Some years ago, I attended a lecture by Fordham’s noted patristics scholar, Joseph Lienhard, S.J. He spoke on the early Church father, Origen. As I recall, the leitmotif of the presentation was that Origen, in his homilies, stressed to the congregation: “etiam nunc,” today also! The Scripture readings were not merely “once upon a time” – “in illo tempore” – but today!

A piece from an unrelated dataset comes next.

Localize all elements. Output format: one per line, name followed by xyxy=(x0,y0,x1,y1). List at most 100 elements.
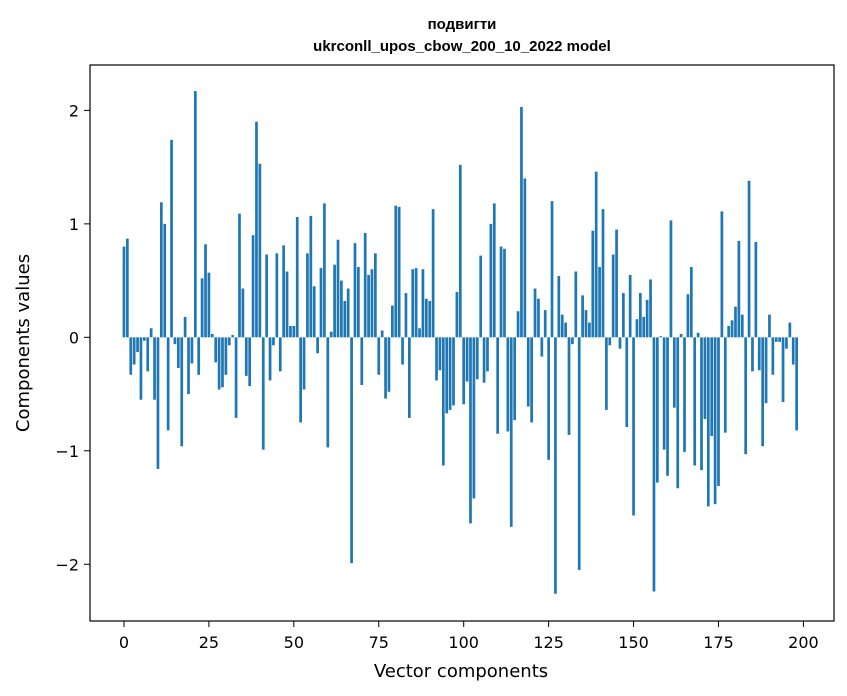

Richard Smith, a fellow priest of the New York Archdiocese, still fresh from defending his doctoral dissertation on Origen under Lienhard, kindly provided me with this example in Lienhard’s own translation. Origen is preaching on Luke 4, the gospel for this Sunday’s Eucharist, and exclaims:
But when Jesus had read the passage, he rolled up “the scroll, gave it to the servant and sat down. And the eyes of all in the synagogue were fixed on him.” Now too, if you want it, your eyes can be fixed on the Savior in this synagogue, here in this assembly. For, when you direct the principal power of seeing in your heart to wisdom and truth, and to contemplating God’s Only-Begotten, your eyes gaze on Jesus. Blessed is that congregation of which Scripture testifies that “the eyes of all were fixed on him”! How much would I wish that this assembly gave such testimony. I wish that the eyes of all (of catechumens and faithful, of women, men and children) — not the eyes of the body but the eyes of the soul — would gaze upon Jesus. For, when you look to him, your faces will be shining from the light of his gaze. You will be able to say, “The light of your face, O Lord, has made its mark upon us.” To him is glory and power for ages of ages. Amen.